This one’s a request! My friend Jesse suggested I do a bit of a dive into box plots – and the timing couldn’t be better. You’ll recall from yesterday, it looked like a predictable way to make assumptions about price per carat was to consider a stone’s clarity – when we take the same data and compose it into the same graph – price per carat vs. carat split by clarities – check it out:
– Let’s be honest: box plots are not sexy.
– They are also not super intuitive. A box plot (or, more formally, a box and whisker plot) represents a few pieces of data: the box itself represents the first, second and third quartiles of a data set, with the center line representing the median (aka the second quartile – TIL!). The top and bottom whiskers extend to a value that is within 1.5 * IQR of the hinge, where IQR is the inter-quartile range, or distance between the first and third quartiles. If you’re still reading, here’s the Wikipedia page. Any data points that fall outside of the whiskers are officially outliers, and are marked with points.

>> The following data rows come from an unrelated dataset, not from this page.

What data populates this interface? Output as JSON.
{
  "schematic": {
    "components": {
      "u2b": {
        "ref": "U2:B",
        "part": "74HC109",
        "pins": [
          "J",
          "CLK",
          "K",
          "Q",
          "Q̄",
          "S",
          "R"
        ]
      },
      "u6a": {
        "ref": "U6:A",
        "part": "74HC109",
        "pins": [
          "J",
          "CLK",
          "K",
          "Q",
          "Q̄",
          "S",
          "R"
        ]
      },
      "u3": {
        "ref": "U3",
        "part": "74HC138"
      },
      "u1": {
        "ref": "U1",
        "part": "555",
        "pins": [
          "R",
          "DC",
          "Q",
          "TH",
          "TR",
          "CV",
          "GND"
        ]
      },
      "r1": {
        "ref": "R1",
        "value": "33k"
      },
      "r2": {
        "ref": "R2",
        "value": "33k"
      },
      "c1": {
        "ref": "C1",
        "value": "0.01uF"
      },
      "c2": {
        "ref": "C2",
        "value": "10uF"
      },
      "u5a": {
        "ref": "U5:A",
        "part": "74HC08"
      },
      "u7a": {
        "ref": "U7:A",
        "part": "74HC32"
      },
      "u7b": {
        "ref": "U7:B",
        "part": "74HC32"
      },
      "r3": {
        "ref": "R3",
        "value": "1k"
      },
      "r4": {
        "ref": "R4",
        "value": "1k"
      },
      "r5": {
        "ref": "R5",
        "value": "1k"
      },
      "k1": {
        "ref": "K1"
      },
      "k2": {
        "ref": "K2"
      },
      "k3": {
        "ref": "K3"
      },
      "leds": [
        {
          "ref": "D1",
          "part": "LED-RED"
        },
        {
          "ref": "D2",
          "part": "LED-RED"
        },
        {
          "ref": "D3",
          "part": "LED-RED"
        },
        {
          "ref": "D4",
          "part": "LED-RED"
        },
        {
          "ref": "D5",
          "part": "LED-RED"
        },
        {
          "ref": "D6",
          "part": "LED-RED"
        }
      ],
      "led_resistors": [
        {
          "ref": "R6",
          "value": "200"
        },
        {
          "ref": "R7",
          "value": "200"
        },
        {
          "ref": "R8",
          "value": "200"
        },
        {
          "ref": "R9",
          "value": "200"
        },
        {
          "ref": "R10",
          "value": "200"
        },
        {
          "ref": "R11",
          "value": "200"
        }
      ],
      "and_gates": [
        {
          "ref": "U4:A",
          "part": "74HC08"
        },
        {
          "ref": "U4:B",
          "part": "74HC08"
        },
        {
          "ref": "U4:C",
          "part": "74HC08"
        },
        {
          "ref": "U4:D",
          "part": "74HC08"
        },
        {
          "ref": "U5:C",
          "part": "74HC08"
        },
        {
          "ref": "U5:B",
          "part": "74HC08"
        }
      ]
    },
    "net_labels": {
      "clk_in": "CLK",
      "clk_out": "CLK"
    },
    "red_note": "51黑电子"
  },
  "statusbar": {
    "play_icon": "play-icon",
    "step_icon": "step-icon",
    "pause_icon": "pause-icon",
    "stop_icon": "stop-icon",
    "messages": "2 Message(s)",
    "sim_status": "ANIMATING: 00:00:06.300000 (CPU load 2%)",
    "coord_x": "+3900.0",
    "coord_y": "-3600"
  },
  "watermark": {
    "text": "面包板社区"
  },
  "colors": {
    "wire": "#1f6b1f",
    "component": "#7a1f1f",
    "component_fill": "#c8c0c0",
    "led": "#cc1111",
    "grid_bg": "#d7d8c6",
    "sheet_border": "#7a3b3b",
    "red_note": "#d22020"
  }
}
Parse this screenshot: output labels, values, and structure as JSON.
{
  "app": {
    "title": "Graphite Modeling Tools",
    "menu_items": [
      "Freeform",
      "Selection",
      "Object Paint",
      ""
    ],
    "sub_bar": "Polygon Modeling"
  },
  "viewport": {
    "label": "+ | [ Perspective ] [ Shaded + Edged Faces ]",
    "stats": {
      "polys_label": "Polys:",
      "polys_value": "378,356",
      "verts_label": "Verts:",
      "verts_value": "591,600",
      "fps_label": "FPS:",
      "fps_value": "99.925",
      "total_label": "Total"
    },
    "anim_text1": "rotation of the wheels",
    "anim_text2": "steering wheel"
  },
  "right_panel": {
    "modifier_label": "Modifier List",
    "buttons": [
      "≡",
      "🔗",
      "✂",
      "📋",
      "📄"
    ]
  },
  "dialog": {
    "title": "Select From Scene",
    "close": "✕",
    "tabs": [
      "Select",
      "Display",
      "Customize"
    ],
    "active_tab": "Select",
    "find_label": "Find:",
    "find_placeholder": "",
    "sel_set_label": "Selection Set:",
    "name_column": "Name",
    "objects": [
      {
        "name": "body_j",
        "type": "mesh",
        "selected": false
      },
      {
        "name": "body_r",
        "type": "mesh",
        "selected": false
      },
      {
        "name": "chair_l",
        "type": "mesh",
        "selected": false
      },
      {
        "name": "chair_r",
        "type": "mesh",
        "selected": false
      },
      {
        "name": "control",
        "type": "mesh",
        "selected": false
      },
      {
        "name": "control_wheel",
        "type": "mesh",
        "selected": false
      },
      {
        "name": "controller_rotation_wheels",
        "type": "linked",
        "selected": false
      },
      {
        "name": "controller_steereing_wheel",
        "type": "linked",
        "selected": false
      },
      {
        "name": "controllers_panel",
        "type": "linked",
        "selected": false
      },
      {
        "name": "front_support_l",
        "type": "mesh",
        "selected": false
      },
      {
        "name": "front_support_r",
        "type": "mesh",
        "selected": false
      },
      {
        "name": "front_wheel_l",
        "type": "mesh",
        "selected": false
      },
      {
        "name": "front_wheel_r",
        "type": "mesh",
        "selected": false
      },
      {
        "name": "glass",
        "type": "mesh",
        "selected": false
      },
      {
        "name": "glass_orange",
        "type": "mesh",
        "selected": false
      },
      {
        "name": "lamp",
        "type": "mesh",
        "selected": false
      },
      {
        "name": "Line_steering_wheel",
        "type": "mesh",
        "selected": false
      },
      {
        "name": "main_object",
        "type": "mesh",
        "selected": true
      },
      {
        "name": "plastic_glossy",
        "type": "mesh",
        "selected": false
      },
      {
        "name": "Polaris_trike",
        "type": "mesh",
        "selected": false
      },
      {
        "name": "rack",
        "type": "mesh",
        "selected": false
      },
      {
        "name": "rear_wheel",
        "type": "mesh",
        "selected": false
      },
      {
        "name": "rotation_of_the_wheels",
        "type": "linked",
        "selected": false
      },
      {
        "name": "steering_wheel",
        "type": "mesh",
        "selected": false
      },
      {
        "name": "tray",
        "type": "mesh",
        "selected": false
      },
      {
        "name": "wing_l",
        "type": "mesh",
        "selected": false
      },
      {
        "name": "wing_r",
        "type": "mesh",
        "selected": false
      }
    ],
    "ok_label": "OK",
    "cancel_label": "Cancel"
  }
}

– What this does illustrate is that while the rightmost clarity does indeed reach for the stars when it comes to price per carat, the stones are not reliably massively priced – in fact the median price is not seriously different from the other clarities.
– The real workhorse in terms of price per carat turns out to be the second from the left, with the highest median value.
– Here’s the same graph with some tiny blue points from yesterday’s graph.
> library(ggplot2) > boxplot <- ggplot(diamonds, aes(carat, price/carat)) + geom_boxplot() > boxplot + facet_grid(. ~ clarity)